# Außenborder Leistungssteigerung ? ? ?



## G€Y€R.91 (8. Februar 2011)

Hallo zusammen,

habe mal eine frage zur Leistungssteigerung von Außenborder un zwar:

Ich habe ein 9.9 PS 4 Takt mercury Außenborder und möchte gerne etwas schneller mit ihm vorwärts zu kommen. Ich hab schon davon gehört, das es möglich wäre den 9.9 PS auf 15 PS zu bekommen, da die beiden Motoren baugleich wären. 

Kann mir jemand helfen wie man das tun kann? denke nicht das es schwer sei, da die motoren recht übersichtlich aufgebaut sind. 
kann mir einer helfen?

LG.


----------



## Udo561 (8. Februar 2011)

*AW: Außenborder Leistungssteigerung ? ? ?*

Hi,
ich gehe davon aus das du einen Führerschein besitzt.

Ja , einige Motoren sind in der Tat baugleich , werden nur über einen Gasanschlag und eine andere Düse gedrosselt.
Bei anderen Motoren sind wieder andere Vergaser verbaut und eine Drossel vorm Auspuff , die Drosselplatte.
Beim Mercury sind meist neue Vergaser nötig und da sollte man sich fragen ob sich der Umbau lohnt oder ob man sich nicht besser einen gebrauten 15 PS Motor kaufen sollte.
Gruß Udo
ps. am bessten schaust du mal das du für beide Motoren eine Explosionszeichnung bekommst ,
daraus wird ersichtlich was geändert werden muss


----------



## volkerm (8. Februar 2011)

*AW: Außenborder Leistungssteigerung ? ? ?*

Moin,

beim Viertakter muß oft noch eine andere Nockenwelle rein, dann wird es unwirtschaftlich.
Der aktuelle Merc 10 PS ist nicht der Bruder des 15 PS.


----------



## Waldemar (8. Februar 2011)

*AW: Außenborder Leistungssteigerung ? ? ?*

hallo geld-geyer, meines erachtens sind die 9,9 bzw. 15 ps'er bei den zweitacktern bis auf kleinigkeiten baugleich. das kannst du bei den techn. angaben am gewicht erkennen.
die 10 o. 15 ps 4t-motore haben meist 10 kg gewichtsunterschied. da ist nicht so viel baugleich u. es wird sich wohl der umbau u. ein motorentausch preislich nicht so sehr unterscheiden.


----------



## Udo561 (8. Februar 2011)

*AW: Außenborder Leistungssteigerung ? ? ?*



Waldemar schrieb:


> hallo geld-geyer, meines erachtens sind die 9,9 bzw. 15 ps'er bei den zweitacktern bis auf kleinigkeiten baugleich. das kannst du bei den techn. angaben am gewicht erkennen.



Hi,
na ja , er fährt einen 4 Takter 
Da sieht die Sache doch schon anders aus.
Gruß Udo


----------



## Waldemar (8. Februar 2011)

*AW: Außenborder Leistungssteigerung ? ? ?*



Udo561 schrieb:


> Hi,
> na ja , er fährt einen 4 Takter
> Da sieht die Sache doch schon anders aus.
> Gruß Udo


 
tschuldigung, aber das versteh ich nicht.


----------



## Heidechopper (8. Februar 2011)

*AW: Außenborder Leistungssteigerung ? ? ?*

Mehr PS werden entweder über eine höhere Aufladung der Zylinder und/oder eine höhere Drehzahl erreicht.

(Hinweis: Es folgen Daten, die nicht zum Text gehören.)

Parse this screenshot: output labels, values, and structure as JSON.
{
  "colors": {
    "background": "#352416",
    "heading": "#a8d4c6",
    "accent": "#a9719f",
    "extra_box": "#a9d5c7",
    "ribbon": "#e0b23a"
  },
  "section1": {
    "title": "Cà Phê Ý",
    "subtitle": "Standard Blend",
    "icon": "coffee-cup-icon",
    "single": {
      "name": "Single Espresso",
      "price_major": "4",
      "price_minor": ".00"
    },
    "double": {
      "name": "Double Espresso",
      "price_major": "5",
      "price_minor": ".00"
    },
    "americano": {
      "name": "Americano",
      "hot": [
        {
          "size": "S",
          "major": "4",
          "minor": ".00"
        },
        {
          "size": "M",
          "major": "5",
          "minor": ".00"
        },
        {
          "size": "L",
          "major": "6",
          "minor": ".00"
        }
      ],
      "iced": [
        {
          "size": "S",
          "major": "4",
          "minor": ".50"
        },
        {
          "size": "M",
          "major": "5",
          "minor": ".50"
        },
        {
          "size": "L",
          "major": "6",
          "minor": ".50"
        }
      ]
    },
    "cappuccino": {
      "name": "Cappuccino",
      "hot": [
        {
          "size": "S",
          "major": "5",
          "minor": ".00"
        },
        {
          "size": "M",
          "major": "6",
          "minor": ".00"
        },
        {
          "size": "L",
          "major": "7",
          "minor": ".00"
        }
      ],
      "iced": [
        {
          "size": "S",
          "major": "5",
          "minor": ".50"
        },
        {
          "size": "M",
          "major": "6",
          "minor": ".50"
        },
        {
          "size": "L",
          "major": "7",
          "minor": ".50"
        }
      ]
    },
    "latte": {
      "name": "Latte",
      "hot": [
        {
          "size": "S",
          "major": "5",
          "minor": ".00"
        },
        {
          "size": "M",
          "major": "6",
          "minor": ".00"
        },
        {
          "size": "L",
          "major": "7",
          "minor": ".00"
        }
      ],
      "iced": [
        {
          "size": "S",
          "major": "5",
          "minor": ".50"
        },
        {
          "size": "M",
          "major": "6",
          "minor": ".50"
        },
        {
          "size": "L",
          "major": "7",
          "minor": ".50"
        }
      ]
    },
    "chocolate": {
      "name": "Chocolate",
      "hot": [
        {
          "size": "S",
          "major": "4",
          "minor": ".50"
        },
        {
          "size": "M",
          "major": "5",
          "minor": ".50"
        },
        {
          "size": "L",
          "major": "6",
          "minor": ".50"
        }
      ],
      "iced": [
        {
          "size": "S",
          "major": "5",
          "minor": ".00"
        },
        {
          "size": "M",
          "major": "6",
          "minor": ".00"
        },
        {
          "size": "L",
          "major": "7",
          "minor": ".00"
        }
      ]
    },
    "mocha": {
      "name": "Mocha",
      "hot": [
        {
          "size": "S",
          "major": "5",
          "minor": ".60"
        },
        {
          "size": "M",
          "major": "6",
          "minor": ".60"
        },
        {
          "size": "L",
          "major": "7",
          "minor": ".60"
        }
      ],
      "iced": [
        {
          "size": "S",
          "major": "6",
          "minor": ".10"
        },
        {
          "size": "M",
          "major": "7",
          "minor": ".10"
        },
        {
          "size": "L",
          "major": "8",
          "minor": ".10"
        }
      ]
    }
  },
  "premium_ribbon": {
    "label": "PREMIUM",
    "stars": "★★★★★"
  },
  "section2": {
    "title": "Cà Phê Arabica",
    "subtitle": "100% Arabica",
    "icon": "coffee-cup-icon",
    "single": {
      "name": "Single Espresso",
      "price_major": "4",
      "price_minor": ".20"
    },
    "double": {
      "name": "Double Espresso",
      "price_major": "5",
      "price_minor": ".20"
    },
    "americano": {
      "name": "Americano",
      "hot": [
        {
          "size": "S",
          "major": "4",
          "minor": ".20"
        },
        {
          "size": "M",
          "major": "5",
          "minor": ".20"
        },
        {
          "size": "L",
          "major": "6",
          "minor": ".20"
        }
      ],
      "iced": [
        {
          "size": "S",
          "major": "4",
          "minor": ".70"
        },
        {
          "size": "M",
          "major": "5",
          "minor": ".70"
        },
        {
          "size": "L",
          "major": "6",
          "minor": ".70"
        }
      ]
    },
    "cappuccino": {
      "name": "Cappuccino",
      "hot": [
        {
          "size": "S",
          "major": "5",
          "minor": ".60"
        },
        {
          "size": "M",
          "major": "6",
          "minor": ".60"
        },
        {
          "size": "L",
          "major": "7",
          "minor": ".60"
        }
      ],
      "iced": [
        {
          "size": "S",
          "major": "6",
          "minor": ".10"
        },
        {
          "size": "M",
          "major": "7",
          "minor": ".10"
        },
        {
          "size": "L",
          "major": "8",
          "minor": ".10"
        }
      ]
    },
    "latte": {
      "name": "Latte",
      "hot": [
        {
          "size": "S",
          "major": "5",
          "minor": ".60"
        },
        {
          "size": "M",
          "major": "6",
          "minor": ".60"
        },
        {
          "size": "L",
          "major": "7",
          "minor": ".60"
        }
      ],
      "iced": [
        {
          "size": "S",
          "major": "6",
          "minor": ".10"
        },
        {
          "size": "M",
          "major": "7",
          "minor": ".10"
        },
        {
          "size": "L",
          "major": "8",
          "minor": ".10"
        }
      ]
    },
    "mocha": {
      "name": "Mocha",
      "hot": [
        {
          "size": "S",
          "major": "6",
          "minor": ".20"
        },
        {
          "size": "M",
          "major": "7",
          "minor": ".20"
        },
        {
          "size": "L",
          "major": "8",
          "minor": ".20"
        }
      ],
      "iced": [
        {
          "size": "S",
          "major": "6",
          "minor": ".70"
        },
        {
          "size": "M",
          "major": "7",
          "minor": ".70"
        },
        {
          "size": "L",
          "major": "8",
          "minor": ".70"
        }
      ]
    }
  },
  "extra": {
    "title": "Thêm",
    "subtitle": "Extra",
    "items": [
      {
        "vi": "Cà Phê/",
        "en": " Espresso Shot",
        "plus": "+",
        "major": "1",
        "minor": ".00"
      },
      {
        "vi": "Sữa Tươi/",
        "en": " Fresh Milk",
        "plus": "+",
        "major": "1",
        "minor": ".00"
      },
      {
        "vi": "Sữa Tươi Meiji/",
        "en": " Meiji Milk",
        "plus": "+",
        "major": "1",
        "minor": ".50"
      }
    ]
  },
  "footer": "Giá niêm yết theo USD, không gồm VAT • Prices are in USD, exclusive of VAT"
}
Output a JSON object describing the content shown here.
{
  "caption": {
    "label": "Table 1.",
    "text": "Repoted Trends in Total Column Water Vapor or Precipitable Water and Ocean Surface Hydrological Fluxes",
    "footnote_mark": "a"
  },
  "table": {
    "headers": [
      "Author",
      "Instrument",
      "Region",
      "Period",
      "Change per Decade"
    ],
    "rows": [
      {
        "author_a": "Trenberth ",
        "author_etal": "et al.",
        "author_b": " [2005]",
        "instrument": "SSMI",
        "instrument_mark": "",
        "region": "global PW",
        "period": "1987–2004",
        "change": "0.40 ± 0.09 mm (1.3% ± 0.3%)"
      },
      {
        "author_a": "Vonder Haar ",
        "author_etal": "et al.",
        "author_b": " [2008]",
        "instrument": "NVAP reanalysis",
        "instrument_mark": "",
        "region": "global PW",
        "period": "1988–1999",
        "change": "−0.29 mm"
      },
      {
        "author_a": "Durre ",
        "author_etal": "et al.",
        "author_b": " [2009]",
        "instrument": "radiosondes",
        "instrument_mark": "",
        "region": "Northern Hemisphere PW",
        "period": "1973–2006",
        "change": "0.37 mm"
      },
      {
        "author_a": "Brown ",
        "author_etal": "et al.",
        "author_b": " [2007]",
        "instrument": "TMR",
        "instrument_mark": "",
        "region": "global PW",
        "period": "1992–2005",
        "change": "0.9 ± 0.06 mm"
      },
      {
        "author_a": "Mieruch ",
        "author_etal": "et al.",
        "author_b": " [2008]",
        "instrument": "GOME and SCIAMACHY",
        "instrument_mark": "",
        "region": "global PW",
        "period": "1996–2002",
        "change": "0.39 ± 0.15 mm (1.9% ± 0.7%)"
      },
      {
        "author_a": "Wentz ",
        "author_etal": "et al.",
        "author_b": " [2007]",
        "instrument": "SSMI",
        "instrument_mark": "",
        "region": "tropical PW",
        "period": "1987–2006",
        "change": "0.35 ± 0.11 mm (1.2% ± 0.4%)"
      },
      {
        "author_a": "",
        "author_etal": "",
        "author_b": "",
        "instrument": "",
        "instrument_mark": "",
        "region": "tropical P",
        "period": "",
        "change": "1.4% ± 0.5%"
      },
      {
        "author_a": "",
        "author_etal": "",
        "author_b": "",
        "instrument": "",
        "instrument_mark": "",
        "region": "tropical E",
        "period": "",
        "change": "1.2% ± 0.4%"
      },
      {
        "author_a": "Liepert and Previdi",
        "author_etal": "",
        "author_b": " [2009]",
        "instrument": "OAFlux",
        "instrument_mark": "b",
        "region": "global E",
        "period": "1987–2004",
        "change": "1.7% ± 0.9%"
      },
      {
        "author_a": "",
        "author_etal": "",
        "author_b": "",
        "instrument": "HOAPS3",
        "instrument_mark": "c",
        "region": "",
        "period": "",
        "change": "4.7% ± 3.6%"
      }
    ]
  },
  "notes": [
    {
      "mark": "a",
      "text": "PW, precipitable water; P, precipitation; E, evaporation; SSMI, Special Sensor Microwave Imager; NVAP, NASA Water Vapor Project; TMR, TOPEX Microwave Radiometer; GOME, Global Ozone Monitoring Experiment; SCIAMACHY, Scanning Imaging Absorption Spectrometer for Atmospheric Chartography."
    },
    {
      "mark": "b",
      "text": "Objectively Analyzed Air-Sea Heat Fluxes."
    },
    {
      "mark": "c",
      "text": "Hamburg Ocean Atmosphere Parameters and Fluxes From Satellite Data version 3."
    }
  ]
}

Das gilt sowohl für 2- als auch für 4-Takter.
Beim 2-Takter geht das -zumindest bei den 9,9er zu 15er Motoren mit einen anderen Vergaser, der eine größere Ansaugöffnung besitzt (speziell spreche ich hier von den Johnsons). Angeblich sind beide Motoren sonst identisch. Das trifft aber nur bis auf eine kleine, aber wichtige Kleinigkeit zu: beim 9,9er wird das Kühlwasser an einer Stelle der Maschine in den Motorblock eingespeist, beim 15er aber an zwei Stellen! Wird das nicht beachtet, kann der Motor einen Kopfschaden bekommen, wenn man längere Zeit Vollgas fährt! Die höhere Leistung ergibt sich hier aus der höheren Aufladung und der daraus resultierenden höheren Drehzahl.


----------



## volkerm (8. Februar 2011)

*AW: Außenborder Leistungssteigerung ? ? ?*

Moin,

schreibe doch der Ersteller mal rein, welcher Motor samt Bj. das ist.
Das ist doch Rätselraten.

Grüße

Volker


----------



## Dxlfxn (8. Februar 2011)

*AW: Außenborder Leistungssteigerung ? ? ?*

Einen Motor dieser Klasse bekommt man am besten von 9,9 auf 15 PS indem man den kleinen verkauft und einen größeren kauft. Dann hat man in der Regel einen zuverlässigen Motor, dem man sich auch anvertrauen kann. #d
Das ist ein Bootsmotor - kein Roller von Konfirmanden, den man, wenn er kaputt geht, am Telegrafenmasten abstellen kann.
Petri


----------



## j.Breithardt (8. Februar 2011)

*AW: Außenborder Leistungssteigerung ? ? ?*



Udo561 schrieb:


> Hi,
> *ich gehe davon aus das du einen Führerschein besitzt.*
> 
> Ja , einige Motoren sind in der Tat baugleich , werden nur über einen Gasanschlag und eine andere Düse gedrosselt.
> ...


 




Sollte er bei 9,9 PS auch haben.:m

Gruß
Jürgen |wavey:


----------



## Dorschbremse (8. Februar 2011)

*AW: Außenborder Leistungssteigerung ? ? ?*



Dolfin schrieb:


> Einen Motor dieser Klasse bekommt man am besten von 9,9 auf 15 PS indem man den kleinen verkauft und einen größeren kauft. Dann hat man in der Regel einen zuverlässigen Motor, dem man sich auch anvertrauen kann. #d
> Das ist ein Bootsmotor - kein Roller von Konfirmanden, den man, wenn er kaputt geht, am Telegrafenmasten abstellen kann.
> Petri




|good:
 Du hast mal wieder den Nagel auf den Kopf getroffen!!!


----------



## Tommes63 (8. Februar 2011)

*AW: Außenborder Leistungssteigerung ? ? ?*

Hallo G€Y€R, ein paar Info´s brauchen wir noch sonst stochern wir im Nebel.
Vergleich erst mal den Hubraum vom 9,9 und 15er, wenn verschieden, dann kannste´s eh vergessen. Udo 561 hat´s schon gut beschrieben. Am sichersten ist von beiden Explosionszeichnungen bzw. Teilenummern besorgen und vergleichen. Das was abweicht sind die Änderungen.
Oder Du fragst die Profis im Boote Forum, die kennen sich da bestens aus. Aber die werden Dir ähnliches erzählen, von dort hab ich auch meine Infos.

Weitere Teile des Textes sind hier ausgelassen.